Brena opened a cupboard door next to the stairs and rummaged through the darkness inside. She stood back up straight, her hands on her hips.
“Where was it? It might have been upstairs now I think about it. I won’t be a minute.” She climbed the stairs and I heard the floorboards creaking above me and the sound of more cupboards being opened. I sat on a chair, happy to wait in the warm with my loaf of bread in my bag.
I’d been sitting there for only a few minutes when I became aware of a subtle odour underneath that of the constantly baking bread. It was a pleasant smell, sweet like treacle but with a bitter top note, like salt. It reminded me of nothing. Again, a spark lit up in my mind, showing me nothing but making me uneasy.
Brena came heavily down the stairs – she’d found the coat.
“Here. It’s warm – he hardly wore it before he grew out of it.” Brena’s son Teren had been three years older than me when he was still alive. I had once made a den with him behind the doctor’s place, where we swapped passwords, made unnecessary and obscure rules and pretended we were in hiding from supernatural powers. That was six lifetimes ago.
“Thank you.” I put the coat on. I remembered Teren wearing it, sitting on a log in the den, sharpening his penknife. I was glad I had his coat.
“Well I’d better get on then,” Brena tied her apron on.
“Yeah.” I started toward the front door, turned around on impulse. “Brena?”
“What are you cooking apart from the bread?”
Unexpectedly Brena laughed, loud and harsh. She paused, eyeing me with a cold glint that hadn’t been there a moment ago.
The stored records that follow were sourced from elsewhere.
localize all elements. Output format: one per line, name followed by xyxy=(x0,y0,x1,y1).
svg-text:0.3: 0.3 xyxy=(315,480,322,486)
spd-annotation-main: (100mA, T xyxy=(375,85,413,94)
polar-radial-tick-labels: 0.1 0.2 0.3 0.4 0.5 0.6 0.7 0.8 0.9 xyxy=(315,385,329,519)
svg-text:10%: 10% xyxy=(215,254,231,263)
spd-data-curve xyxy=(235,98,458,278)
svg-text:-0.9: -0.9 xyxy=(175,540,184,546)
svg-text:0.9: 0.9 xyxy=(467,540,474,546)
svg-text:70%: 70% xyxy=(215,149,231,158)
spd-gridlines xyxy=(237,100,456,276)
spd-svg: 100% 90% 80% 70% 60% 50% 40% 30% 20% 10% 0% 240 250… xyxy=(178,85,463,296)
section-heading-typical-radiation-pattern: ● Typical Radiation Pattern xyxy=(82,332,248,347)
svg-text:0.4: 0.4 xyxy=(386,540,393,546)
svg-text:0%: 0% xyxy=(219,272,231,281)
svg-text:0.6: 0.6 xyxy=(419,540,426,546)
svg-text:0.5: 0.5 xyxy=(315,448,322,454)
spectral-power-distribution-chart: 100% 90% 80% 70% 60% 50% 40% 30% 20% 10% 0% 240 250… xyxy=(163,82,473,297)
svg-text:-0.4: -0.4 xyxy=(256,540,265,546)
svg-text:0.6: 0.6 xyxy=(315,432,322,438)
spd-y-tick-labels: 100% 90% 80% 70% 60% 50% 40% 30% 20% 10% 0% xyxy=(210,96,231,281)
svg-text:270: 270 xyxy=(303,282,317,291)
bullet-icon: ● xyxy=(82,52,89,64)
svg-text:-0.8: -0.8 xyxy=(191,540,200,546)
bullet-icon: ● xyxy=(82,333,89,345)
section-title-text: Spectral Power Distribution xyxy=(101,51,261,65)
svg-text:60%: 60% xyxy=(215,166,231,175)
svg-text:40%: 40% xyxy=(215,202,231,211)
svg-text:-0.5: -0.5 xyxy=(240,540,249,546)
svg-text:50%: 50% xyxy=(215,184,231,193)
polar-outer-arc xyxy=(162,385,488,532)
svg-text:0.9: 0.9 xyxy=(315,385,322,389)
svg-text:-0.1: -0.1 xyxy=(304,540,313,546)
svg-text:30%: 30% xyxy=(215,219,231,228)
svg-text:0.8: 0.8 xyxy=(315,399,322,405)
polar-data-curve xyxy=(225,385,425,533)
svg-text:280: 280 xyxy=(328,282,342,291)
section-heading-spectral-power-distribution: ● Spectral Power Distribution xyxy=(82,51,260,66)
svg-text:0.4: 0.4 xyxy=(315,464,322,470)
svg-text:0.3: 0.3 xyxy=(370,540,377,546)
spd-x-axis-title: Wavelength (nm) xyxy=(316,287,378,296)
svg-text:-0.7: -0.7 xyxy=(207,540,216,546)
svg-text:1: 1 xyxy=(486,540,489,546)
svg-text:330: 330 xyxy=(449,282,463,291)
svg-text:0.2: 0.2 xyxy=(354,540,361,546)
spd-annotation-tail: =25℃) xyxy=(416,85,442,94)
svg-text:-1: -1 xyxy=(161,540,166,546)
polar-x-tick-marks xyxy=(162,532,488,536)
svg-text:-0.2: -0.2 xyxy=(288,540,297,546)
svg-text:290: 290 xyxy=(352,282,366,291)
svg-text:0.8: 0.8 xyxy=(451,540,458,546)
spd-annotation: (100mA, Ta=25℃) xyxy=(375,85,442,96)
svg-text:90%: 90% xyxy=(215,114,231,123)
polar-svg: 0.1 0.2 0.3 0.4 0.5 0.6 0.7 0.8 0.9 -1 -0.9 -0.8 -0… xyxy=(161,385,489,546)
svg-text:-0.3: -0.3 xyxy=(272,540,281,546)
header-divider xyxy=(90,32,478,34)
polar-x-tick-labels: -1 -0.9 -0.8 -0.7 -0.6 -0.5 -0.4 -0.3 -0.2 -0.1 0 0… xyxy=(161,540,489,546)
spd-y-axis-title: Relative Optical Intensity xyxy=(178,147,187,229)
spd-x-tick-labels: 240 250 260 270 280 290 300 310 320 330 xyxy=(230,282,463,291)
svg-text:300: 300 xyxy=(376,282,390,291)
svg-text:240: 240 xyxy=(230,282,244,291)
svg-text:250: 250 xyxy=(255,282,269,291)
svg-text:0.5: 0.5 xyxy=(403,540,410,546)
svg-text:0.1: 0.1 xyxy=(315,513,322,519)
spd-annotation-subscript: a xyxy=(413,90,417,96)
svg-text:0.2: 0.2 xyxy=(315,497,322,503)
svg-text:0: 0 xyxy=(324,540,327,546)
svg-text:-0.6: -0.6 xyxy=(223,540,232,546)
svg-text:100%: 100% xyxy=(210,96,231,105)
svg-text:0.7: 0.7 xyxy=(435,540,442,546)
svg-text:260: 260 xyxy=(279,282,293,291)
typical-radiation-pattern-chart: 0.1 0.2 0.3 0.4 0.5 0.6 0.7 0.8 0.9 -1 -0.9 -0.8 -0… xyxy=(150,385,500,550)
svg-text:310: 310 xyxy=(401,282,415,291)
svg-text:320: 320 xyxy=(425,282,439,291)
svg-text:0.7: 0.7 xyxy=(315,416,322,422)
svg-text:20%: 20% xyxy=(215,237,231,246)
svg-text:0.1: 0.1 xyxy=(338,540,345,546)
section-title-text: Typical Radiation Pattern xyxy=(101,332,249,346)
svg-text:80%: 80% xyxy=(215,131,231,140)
“Someone’s been talking, have they?” she nodded to herself. “Well that’s no surprise around here. You’re a clever one aren’t you? You’ll work it out for yourself some day, and probably long before you should do. But you won’t hear it from me – now get out of here and tell your brother to come in if he’s still out there.”
I was shocked and stepped out of the house quickly, relieved to be gone.
“Mani, Brena says to go and see her.”
Mani was still by the bridge, but his peacekeeper friend had gone. He ground out his roll-up under his shoe, and walked past me without a word, opening Brena’s door without knocking and closing it firmly behind him.